Ceph Placement Groups peering

The Peering state machine ( based on the Boost Statechart Library ) is in charge of making sure the OSDs supporting the placement groups are available, as described in the high level description of the peering process. It will then move to the Active state machine which will bring the placement group in a consistent state and handle normal operations.

Peering state machine

The placement groups rely on OSDs to exchange informations. For instance when the primary OSD receives a placement group creation message it will forward the information to the placement group who will translate it into events for the newly created state machine
The OSDs also provide a work queue dedicated to peering where events are inserted to be processed asynchronously.
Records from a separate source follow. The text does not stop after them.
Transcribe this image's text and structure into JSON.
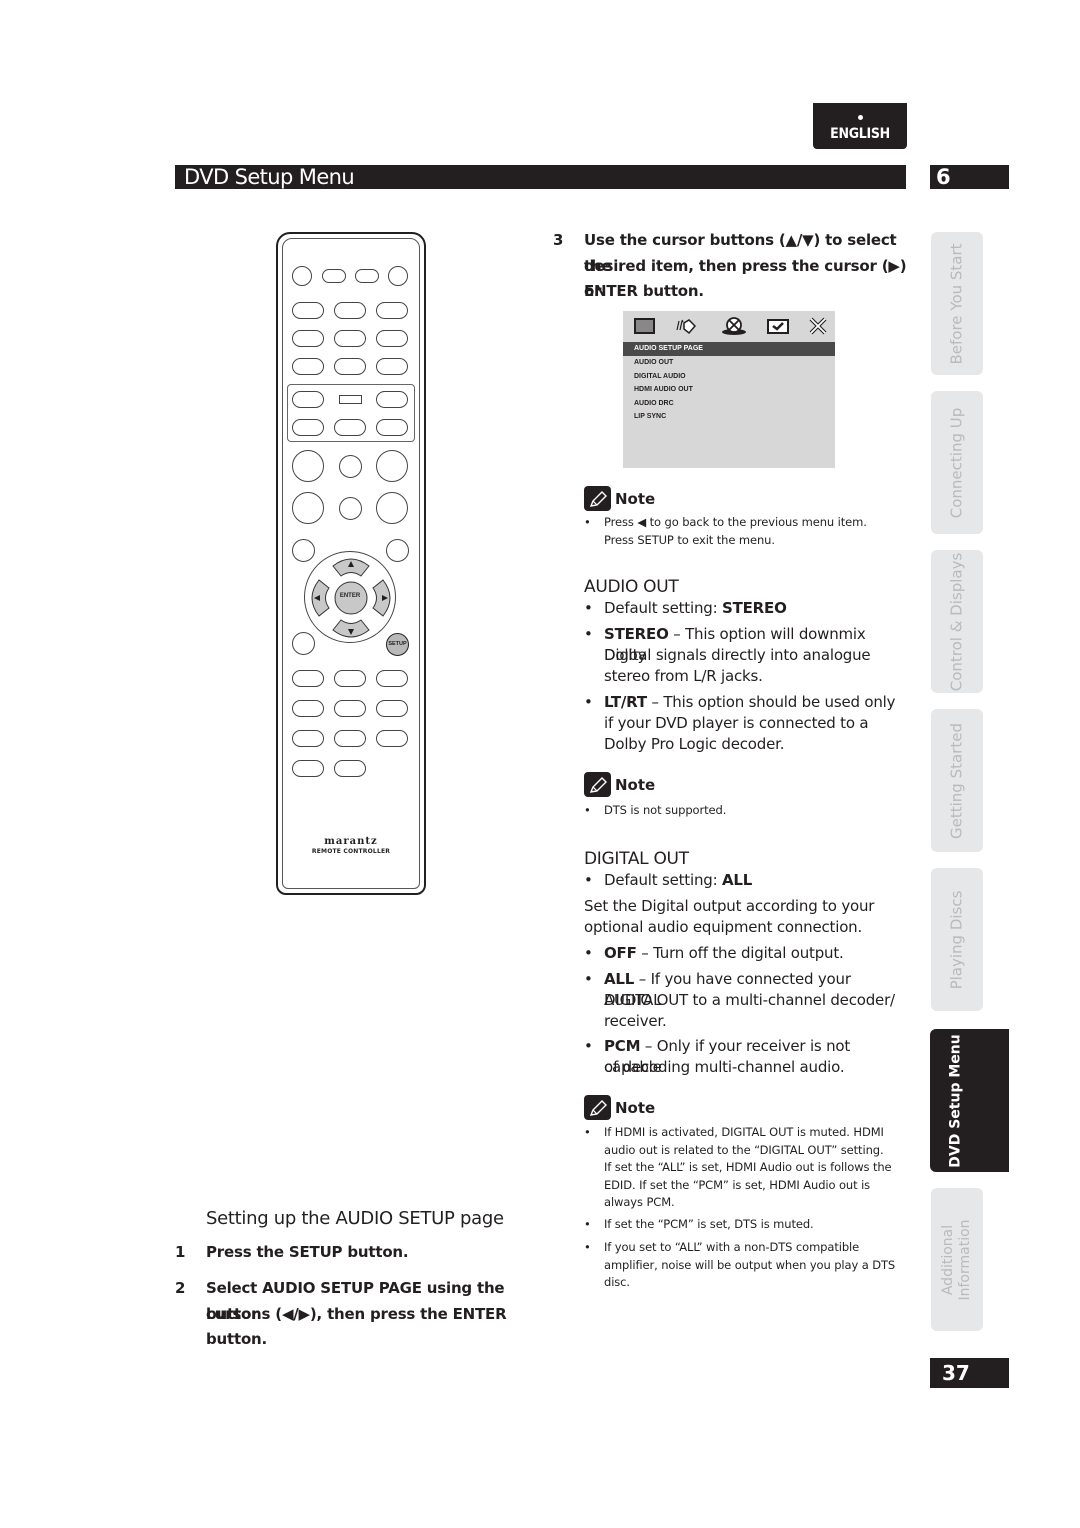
{
  "header": {
    "language_tab": "ENGLISH",
    "section_title": "DVD Setup Menu",
    "chapter_number": "6"
  },
  "remote": {
    "brand": "marantz",
    "subtitle": "REMOTE CONTROLLER",
    "enter_label": "ENTER",
    "setup_label": "SETUP"
  },
  "left_column": {
    "heading": "Setting up the AUDIO SETUP page",
    "steps": [
      {
        "num": "1",
        "text": "Press the SETUP button."
      },
      {
        "num": "2",
        "line1": "Select AUDIO SETUP PAGE using the cursor",
        "line2": "buttons (◀/▶), then press the ENTER",
        "line3": "button."
      }
    ]
  },
  "right_column": {
    "step3": {
      "num": "3",
      "line1": "Use the cursor buttons (▲/▼) to select the",
      "line2": "desired item, then press the cursor (▶) or",
      "line3": "ENTER button."
    },
    "osd_menu": {
      "icons": [
        "tv-screen-icon",
        "speaker-icon",
        "disc-icon",
        "checkbox-icon",
        "close-icon"
      ],
      "title": "AUDIO SETUP PAGE",
      "items": [
        "AUDIO OUT",
        "DIGITAL AUDIO",
        "HDMI AUDIO OUT",
        "AUDIO DRC",
        "LIP SYNC"
      ]
    },
    "note1": {
      "label": "Note",
      "bullets": [
        {
          "line1": "Press ◀ to go back to the previous menu item.",
          "line2": "Press SETUP to exit the menu."
        }
      ]
    },
    "audio_out": {
      "heading": "AUDIO OUT",
      "default_prefix": "Default setting: ",
      "default_value": "STEREO",
      "options": [
        {
          "key": "STEREO",
          "dash": " – ",
          "line1": "This option will downmix Dolby",
          "line2": "Digital signals directly into analogue",
          "line3": "stereo from L/R jacks."
        },
        {
          "key": "LT/RT",
          "dash": " – ",
          "line1": "This option should be used only",
          "line2": "if your DVD player is connected to a",
          "line3": "Dolby Pro Logic decoder."
        }
      ]
    },
    "note2": {
      "label": "Note",
      "bullets": [
        "DTS is not supported."
      ]
    },
    "digital_out": {
      "heading": "DIGITAL OUT",
      "default_prefix": "Default setting: ",
      "default_value": "ALL",
      "intro_line1": "Set the Digital output according to your",
      "intro_line2": "optional audio equipment connection.",
      "options": [
        {
          "key": "OFF",
          "dash": " – ",
          "line1": "Turn off the digital output."
        },
        {
          "key": "ALL",
          "dash": " – ",
          "line1": "If you have connected your DIGITAL",
          "line2": "AUDIO OUT to a multi-channel decoder/",
          "line3": "receiver."
        },
        {
          "key": "PCM",
          "dash": " – ",
          "line1": "Only if your receiver is not capable",
          "line2": "of decoding multi-channel audio."
        }
      ]
    },
    "note3": {
      "label": "Note",
      "bullets": [
        {
          "lines": [
            "If HDMI is activated, DIGITAL OUT is muted. HDMI",
            "audio out is related to the “DIGITAL OUT” setting.",
            "If set the “ALL” is set, HDMI Audio out is follows the",
            "EDID. If set the “PCM” is set, HDMI Audio out is",
            "always PCM."
          ]
        },
        {
          "lines": [
            "If set the “PCM” is set, DTS is muted."
          ]
        },
        {
          "lines": [
            "If you set to “ALL” with a non-DTS compatible",
            "amplifier, noise will be output when you play a DTS",
            "disc."
          ]
        }
      ]
    }
  },
  "side_tabs": [
    {
      "label": "Before You Start",
      "active": false
    },
    {
      "label": "Connecting Up",
      "active": false
    },
    {
      "label": "Control & Displays",
      "active": false
    },
    {
      "label": "Getting Started",
      "active": false
    },
    {
      "label": "Playing Discs",
      "active": false
    },
    {
      "label": "DVD Setup Menu",
      "active": true
    },
    {
      "label1": "Additional",
      "label2": "Information",
      "active": false
    }
  ],
  "footer": {
    "page_number": "37"
  }
}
Entering the Peering state machine

A placement group is in a constant recovery state, reacting to lost OSDs or changes in the crush map. Each OSD participating in the placement group runs the state machine. There will be as many state machines as placement groups. The command dot -Tpdf peering_graph.generated.dot -o peering_graph.generated.pdf ; evince can be used to browse and zoom the following from the dot file generated from sources with cat src/osd/PG.h src/osd/PG.cc | doc/scripts/gen_state_diagram.py > doc/dev/peering_graph.generated.dot.

Unreadable statechart

The primary OSD (i.e. the OSD that will handle the writes for this placement group ) will enter the Primary sub state
Primary state machine

And the replica OSDs will enter the ReplicaActive.
Replica state machine

When a placement group is loaded or created, the primary OSD will enter the RecoveryMachine in the Initial state and the calling function will transition wih a Load event if the placement group is loaded from disk after the OSD starts. If the placement group is created it will transition to Reset with the event Initialize and immediately afterwards to Started with the event ActMap. The initial state when entering Started is Start.
When entering the Start state, it will decide to enter the Primary state if running on the primary OSD. The initial state when entering Primary is Peering.
Peering state machine


The initial state when entering Peering is GetInfo. It gets the pg_info_t data structure by sending a query to the other OSDs.
When another OSD responds with a MSG_OSD_PG_NOTIFY message, it is translated into a MNotifyRec event and the Peering state machine react and processes it. When all OSDs replied the GotInfo event is sent and will transition to the GetLog state.


When entering the GetLog state, if the acting set cannot be determined it will exit the peering state and go back to Started or transition to state Incomplete with the IsIncomplete event which will transition to Reset after receiving the expected AdvMap event.
Otherwise the OSD that has the best logs is asked to send them. When received the GotLog event processes them with pg->proc_master_log and transitions to the GetMissing state.


When entering the GetMissing state it will loop over the OSDs in the acting set and ask for their logs if necessary. When they are all received, it will transition to WaitFlushedPeering. However, if up_thru is needed, it will transition to the WaitUpThru state until it is updated.


The WaitFlushedPeering state is re-entered each time a a FlushedEvt event is received. It will eventually post the Activate event that will exit the Peering state into the Active state.